When the crawler meets the anti-climbing: what to do when the ordinary IP is limited?
Crawler old drivers understand, now the site's anti-climbing mechanism is more and more perverted. Last week with their own home broadband IP crawl data, at first quite smooth, the results of the next day directly to my blacklist. At this time we have to move out of our savior -Dynamic Proxy IP Pool. As if playing the game to open a small number, each request for a new identity, so that the anti-pickpocket system can not feel the law.
Insert hard copy here (requested by the boss):Short-lived proxy pool for ipipgoTested to work, 5 minutes to automatically change IP, support http/https/socks5 three protocols. The key is200+ city server room nodes nationwideIf you want to disguise yourself as a user anywhere, you can. Here we use NodeJS + Puppeteer to get a real battle.
Puppeteer Basic Configuration Treadmill
Start by installing puppeteer-extra and the stealth plugin, don't use the native libraries. Here's a pitfall: chromium exposes headless features by default, you have to add a few parameters to disguise them:
const puppeteer = require('puppeteer-extra');
const StealthPlugin = require('puppeteer-extra-plugin-stealth');
puppeteer.use(StealthPlugin());
async function launchBrowser() {
const browser = await puppeteer.launch({
headless: "new",
args: [
'--disable-web-security',
' --proxy-server=http://username:password@proxy.ipipgo.com:9020',
'--lang=zh-cn',
'--disable-blink-features=AutomationControlled'
]
}); return browser; }); }); }); }); }); })
return browser; }
}
take note ofProxy-server parameter formatThe username and password of ipipgo should be replaced with your own. Here's a good idea: hang the proxy directly in args, it's more stable than setting it up in page.

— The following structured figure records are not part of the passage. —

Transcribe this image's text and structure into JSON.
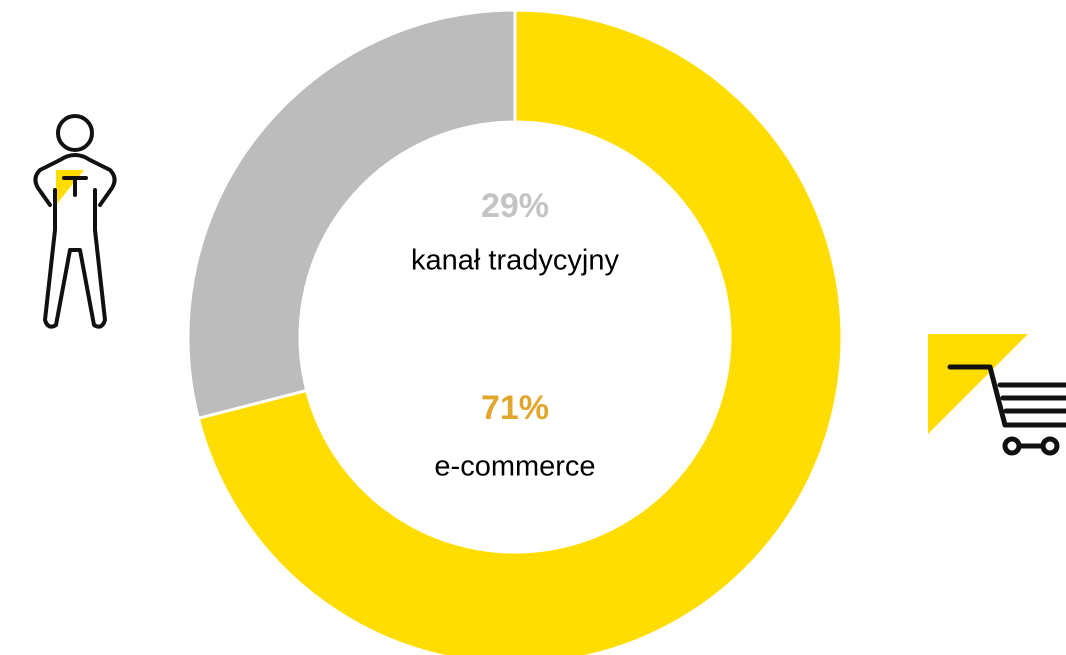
{
  "chart_data": {
    "type": "donut",
    "categories": [
      "e-commerce",
      "kanał tradycyjny"
    ],
    "values": [
      71,
      29
    ],
    "value_labels": [
      "71%",
      "29%"
    ],
    "colors": [
      "#ffdd00",
      "#bcbcbc"
    ],
    "label_colors": [
      "#e3a62c",
      "#c4c4c4"
    ]
  }
}
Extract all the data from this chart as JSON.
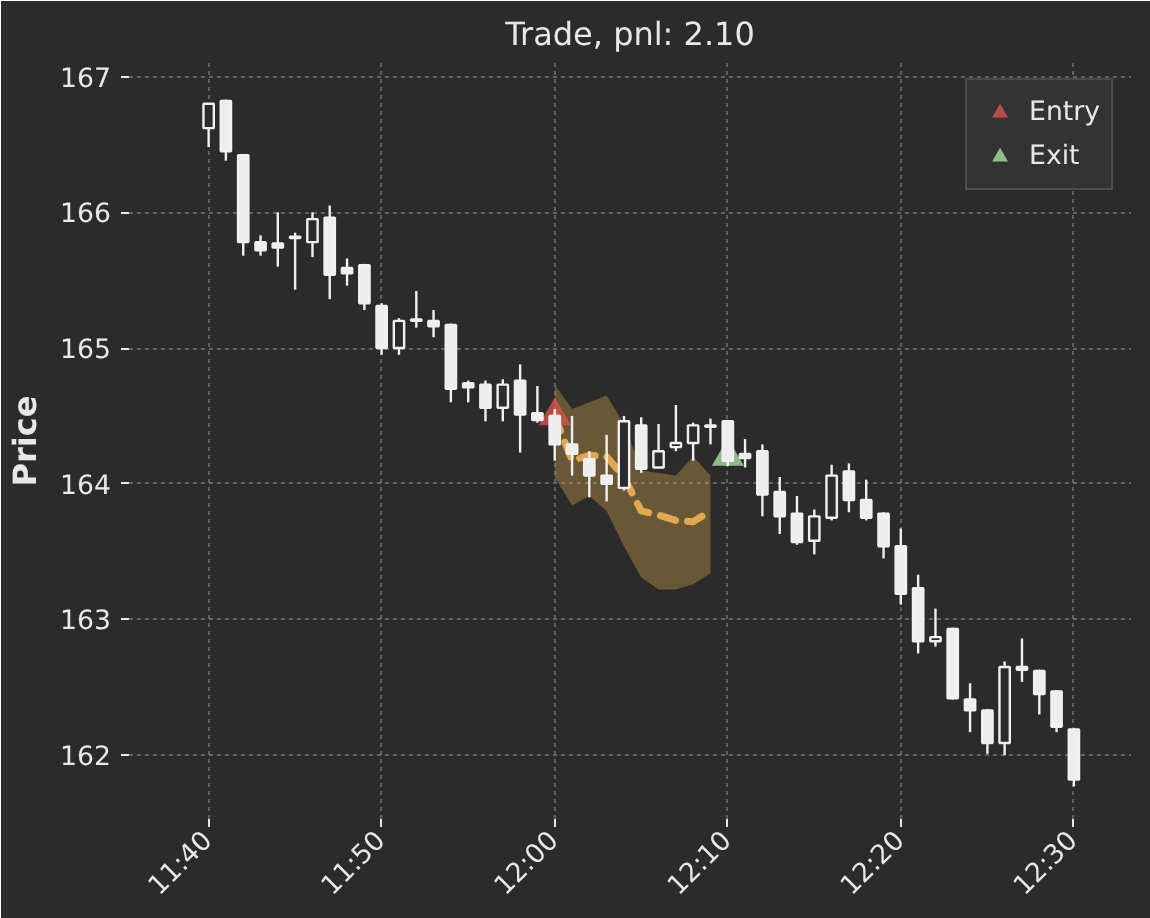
{
  "chart_data": {
    "type": "candlestick",
    "title": "Trade, pnl: 2.10",
    "ylabel": "Price",
    "x": [
      11.6667,
      11.6833,
      11.7,
      11.7167,
      11.7333,
      11.75,
      11.7667,
      11.7833,
      11.8,
      11.8167,
      11.8333,
      11.85,
      11.8667,
      11.8833,
      11.9,
      11.9167,
      11.9333,
      11.95,
      11.9667,
      11.9833,
      12.0,
      12.0167,
      12.0333,
      12.05,
      12.0667,
      12.0833,
      12.1,
      12.1167,
      12.1333,
      12.15,
      12.1667,
      12.1833,
      12.2,
      12.2167,
      12.2333,
      12.25,
      12.2667,
      12.2833,
      12.3,
      12.3167,
      12.3333,
      12.35,
      12.3667,
      12.3833,
      12.4,
      12.4167,
      12.4333,
      12.45,
      12.4667,
      12.4833,
      12.5
    ],
    "ohlc": [
      [
        166.62,
        166.8,
        166.48,
        166.8
      ],
      [
        166.82,
        166.83,
        166.38,
        166.45
      ],
      [
        166.42,
        166.43,
        165.68,
        165.78
      ],
      [
        165.78,
        165.83,
        165.68,
        165.72
      ],
      [
        165.77,
        166.0,
        165.6,
        165.74
      ],
      [
        165.82,
        165.85,
        165.43,
        165.81
      ],
      [
        165.78,
        166.0,
        165.67,
        165.95
      ],
      [
        165.96,
        166.05,
        165.36,
        165.54
      ],
      [
        165.59,
        165.66,
        165.46,
        165.55
      ],
      [
        165.61,
        165.62,
        165.28,
        165.33
      ],
      [
        165.31,
        165.33,
        164.95,
        165.0
      ],
      [
        165.0,
        165.22,
        164.95,
        165.2
      ],
      [
        165.2,
        165.42,
        165.15,
        165.21
      ],
      [
        165.2,
        165.28,
        165.08,
        165.16
      ],
      [
        165.17,
        165.18,
        164.6,
        164.7
      ],
      [
        164.74,
        164.76,
        164.6,
        164.71
      ],
      [
        164.73,
        164.76,
        164.46,
        164.56
      ],
      [
        164.56,
        164.77,
        164.46,
        164.73
      ],
      [
        164.76,
        164.88,
        164.23,
        164.51
      ],
      [
        164.52,
        164.72,
        164.45,
        164.47
      ],
      [
        164.5,
        164.55,
        164.17,
        164.29
      ],
      [
        164.29,
        164.5,
        164.06,
        164.22
      ],
      [
        164.18,
        164.24,
        163.9,
        164.06
      ],
      [
        164.06,
        164.36,
        163.87,
        164.0
      ],
      [
        163.97,
        164.5,
        163.95,
        164.46
      ],
      [
        164.43,
        164.49,
        164.08,
        164.11
      ],
      [
        164.12,
        164.44,
        164.12,
        164.24
      ],
      [
        164.27,
        164.58,
        164.24,
        164.3
      ],
      [
        164.3,
        164.45,
        164.17,
        164.43
      ],
      [
        164.43,
        164.48,
        164.29,
        164.42
      ],
      [
        164.46,
        164.47,
        164.13,
        164.17
      ],
      [
        164.22,
        164.33,
        164.12,
        164.19
      ],
      [
        164.24,
        164.29,
        163.76,
        163.92
      ],
      [
        163.94,
        164.05,
        163.63,
        163.76
      ],
      [
        163.78,
        163.91,
        163.55,
        163.57
      ],
      [
        163.58,
        163.81,
        163.48,
        163.76
      ],
      [
        163.75,
        164.14,
        163.73,
        164.06
      ],
      [
        164.09,
        164.15,
        163.79,
        163.88
      ],
      [
        163.88,
        164.03,
        163.73,
        163.75
      ],
      [
        163.78,
        163.79,
        163.45,
        163.54
      ],
      [
        163.54,
        163.67,
        163.11,
        163.19
      ],
      [
        163.23,
        163.33,
        162.75,
        162.84
      ],
      [
        162.84,
        163.08,
        162.8,
        162.87
      ],
      [
        162.93,
        162.94,
        162.41,
        162.42
      ],
      [
        162.41,
        162.53,
        162.17,
        162.33
      ],
      [
        162.33,
        162.34,
        162.01,
        162.09
      ],
      [
        162.09,
        162.69,
        162.0,
        162.65
      ],
      [
        162.65,
        162.86,
        162.54,
        162.63
      ],
      [
        162.62,
        162.63,
        162.3,
        162.45
      ],
      [
        162.47,
        162.48,
        162.17,
        162.21
      ],
      [
        162.19,
        162.2,
        161.77,
        161.82
      ]
    ],
    "series": [
      {
        "type": "line",
        "color": "#e0a94f",
        "line_style": "dashed",
        "x": [
          12.0,
          12.0167,
          12.0333,
          12.05,
          12.0667,
          12.0833,
          12.1,
          12.1167,
          12.1333,
          12.15
        ],
        "values": [
          164.5,
          164.17,
          164.21,
          164.2,
          164.05,
          163.8,
          163.77,
          163.73,
          163.72,
          163.8
        ],
        "lower": [
          164.05,
          163.84,
          163.91,
          163.8,
          163.54,
          163.31,
          163.22,
          163.22,
          163.26,
          163.34
        ],
        "upper": [
          164.73,
          164.55,
          164.6,
          164.65,
          164.44,
          164.1,
          164.08,
          164.06,
          164.2,
          164.06
        ]
      },
      {
        "type": "scatter",
        "name": "Entry",
        "color": "#d9534f",
        "marker": "triangle",
        "x": [
          12.0
        ],
        "values": [
          164.5
        ]
      },
      {
        "type": "scatter",
        "name": "Exit",
        "color": "#a8e0a0",
        "marker": "triangle",
        "x": [
          12.1667
        ],
        "values": [
          164.2
        ]
      }
    ],
    "xlim": [
      11.59,
      12.555
    ],
    "ylim": [
      161.53,
      167.1
    ],
    "xticks": [
      {
        "value": 11.6667,
        "label": "11:40"
      },
      {
        "value": 11.8333,
        "label": "11:50"
      },
      {
        "value": 12.0,
        "label": "12:00"
      },
      {
        "value": 12.1667,
        "label": "12:10"
      },
      {
        "value": 12.3333,
        "label": "12:20"
      },
      {
        "value": 12.5,
        "label": "12:30"
      }
    ],
    "yticks": [
      162,
      163,
      164,
      165,
      166,
      167
    ],
    "grid": true,
    "legend": "top right"
  }
}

IP Rotation Strategy Life and Death
It's not enough to hang an agent. You have to learn.Intelligent IP switching. It is recommended to set up double insurance:
| trigger condition | response strategy |
|---|---|
| 3 consecutive failed requests | Switch to new IP immediately |
| Single IP usage over 10 minutes | Active Release Connection |
| Encountering CAPTCHA blocking | Switching city nodes |
Real-world code snippet:
let retryCount = 0;
async function safeVisit(url) {
await page.goto(url, {timeout: 60000}); async function
await page.geto(url, {timeout: 60000}); }; async function let safeVisit(url) { try {
} catch (e) {
if(retryCount++ >= 3) {
await rotateProxy(); // call ipipgo's API to change IPs
retryCount = 0; }
}
}
}
Practical: e-commerce price monitoring script
As an example, an e-commerce platform (without writing a specific name) needs to capture the price of a product. Here's one.anti-reverse crawl techniqueThe first proxy IP to access the product list page, and then use the real IP to check the details page. Because the list page wind control is strict, the details page is relatively loose.
Configure ipipgo'son-demand billing packageBest value, use the 80% proxy traffic for the tight wind control sessions. Remember to turn on theirIntelligent Routingfunction that automatically selects the node with the lowest latency.
question-and-answer session
Q: What should I do if my proxy IP often times out?
A: 80% of them are using a public proxy pool. Switch to ipipgo'sDedicated bandwidth linesIf TCP long connection multiplexing is enabled in the background, it can reduce the timeout rate of 60%.
Q: How do I break the human verification when I encounter it?
A: Don't be tough, switch IPs immediately while modifying your browser fingerprints. ipipgoMulti-protocol supportIt is possible to mix socks5 and http proxies to increase camouflage diversity.
Q: How do I get high concurrency when I need it?
A: Use theirport aggregation technology, a single account can initiate 500+ connections at the same time. Remember to do distributed scheduling with puppeteer-cluster, don't burst the nodejs process.
One final rant: many websites now use theIP Behavior Analysis, it's not enough to change IPs, you have to control the frequency of visits. Put ipipgo'srequest interval policyUse it in conjunction with the browser's random delay to run data consistently over time.